Example of a closed map which is not continuous.

Question

A map $F: X \to Y$ is said to be closed if $x_n \to x$ in $X$ and $F(x_n) \to y $ in $Y$ implies $y = F(x)$.

As confusing as the definition is, I cannot seem to understand how a closed map is not necessarily continuous. There is also an attached example:

Let $F: \mathbb{R} \to \mathbb{R}$ be given as $F(t) = 1/t$ if $t \ne 0$, and $F(0) =0$. Then $F$ is a closed map but not continuous. How?

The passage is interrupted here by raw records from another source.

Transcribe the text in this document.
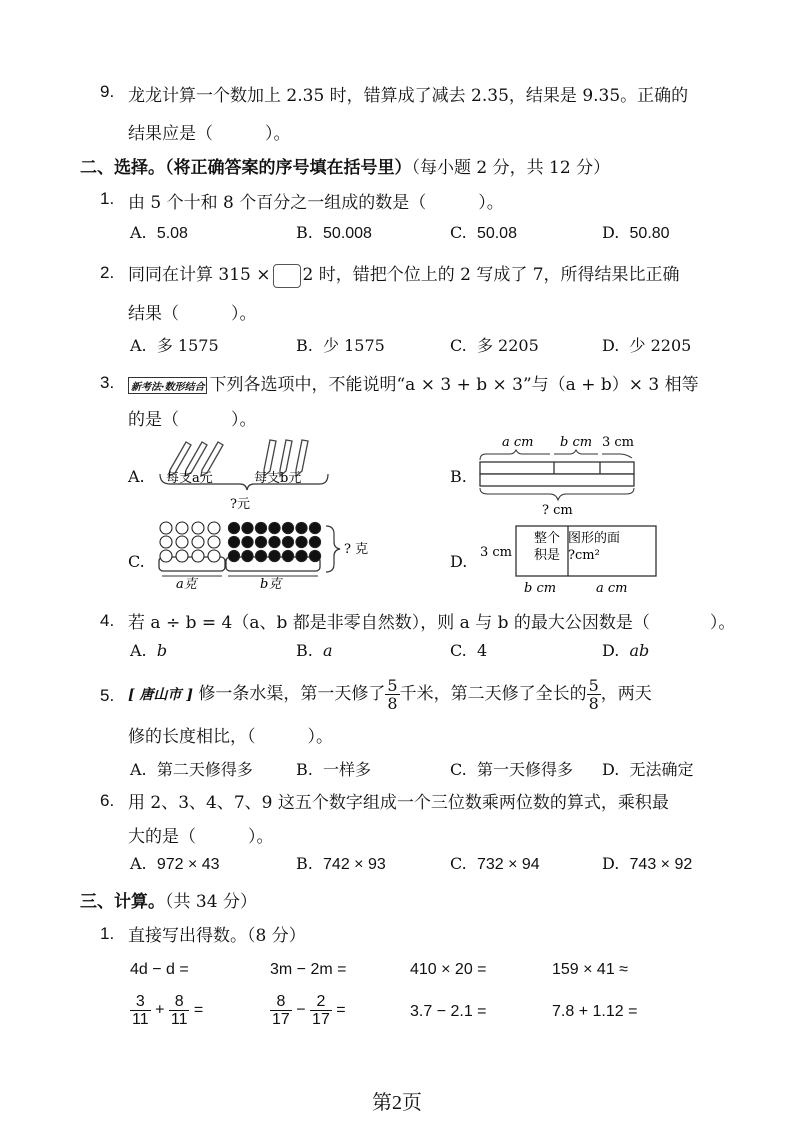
9. 龙龙计算一个数加上 2.35 时，错算成了减去 2.35，结果是 9.35。正确的
结果应是（	）。
二、选择。（将正确答案的序号填在括号里）（每小题 2 分，共 12 分）
1. 由 5 个十和 8 个百分之一组成的数是（	）。
A. 5.08	B. 50.008	C. 50.08	D. 50.80
2. 同同在计算 315 × 2 时，错把个位上的 2 写成了 7，所得结果比正确
结果（	）。
A. 多 1575	B. 少 1575	C. 多 2205	D. 少 2205
3.	新考法·数形结合 下列各选项中，不能说明“a × 3 + b × 3”与（a + b）× 3 相等
的是（	）。
A. 每支a元	每支b元
?元
B.
a cm b cm 3 cm
? cm
C.
? 克
a克	b克
D. 3 cm
整个
积是
图形的面
?cm²
b cm	a cm
4. 若 a ÷ b = 4（a、b 都是非零自然数），则 a 与 b 的最大公因数是（	）。
A. b	B. a	C. 4	D. ab
5. [ 唐山市 ] 修一条水渠，第一天修了 $\frac{5}{8}$ 千米，第二天修了全长的 $\frac{5}{8}$ ，两天
修的长度相比，（	）。
A. 第二天修得多	B. 一样多	C. 第一天修得多 D. 无法确定
6. 用 2、3、4、7、9 这五个数字组成一个三位数乘两位数的算式，乘积最
大的是（	）。
A. 972 × 43	B. 742 × 93	C. 732 × 94	D. 743 × 92
三、计算。（共 34 分）
1. 直接写出得数。（8 分）
4d − d =	3m − 2m =	410 × 20 =	159 × 41 ≈
$\frac{3}{11} + \frac{8}{11}$ =	$\frac{8}{17} - \frac{2}{17}$ =	3.7 − 2.1 =	7.8 + 1.12 =
第2页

I tried taking the sequence $t_n = 1/n$ which converges to $0$, but $F(x_n) = n$ which doesn't converge so the definition doesn't hold. I understand that I need a sequence $x_n$ such that $x_n \to 0$ but $F(x_n) \to y \ne 0 = F(0)$, but I cannot think of such a sequence.

Answer 1

• "So the definition doesn't hold" is unclear. I would rather say "so $F$ is not continuous at $0$".
• "I need a sequence $x_n$ such that $x_n \to 0$ but $F(x_n) \to y \ne 0 = F(0)$": no, you don't. $F$ is closed because:
  • If a sequence $x_n\to x$ is eventually constant and $F(x_n)\to y\in\Bbb R,$ then $F(x)=y$ (by uniqueness of the limit). So, we only have to check the condition for sequences which are not eventually constant.
  • For $x=0$ the condition "for every non-eventually-constant sequence $x_n\to x$ s.t. $F(x_n)\to y \in\Bbb R $ we have $F(x)=y$" is vacuously true, precisely because there exists no such sequence (prove it).
  • For every $x\ne0$ the condition is also true, by continuity of $F$ at such a point.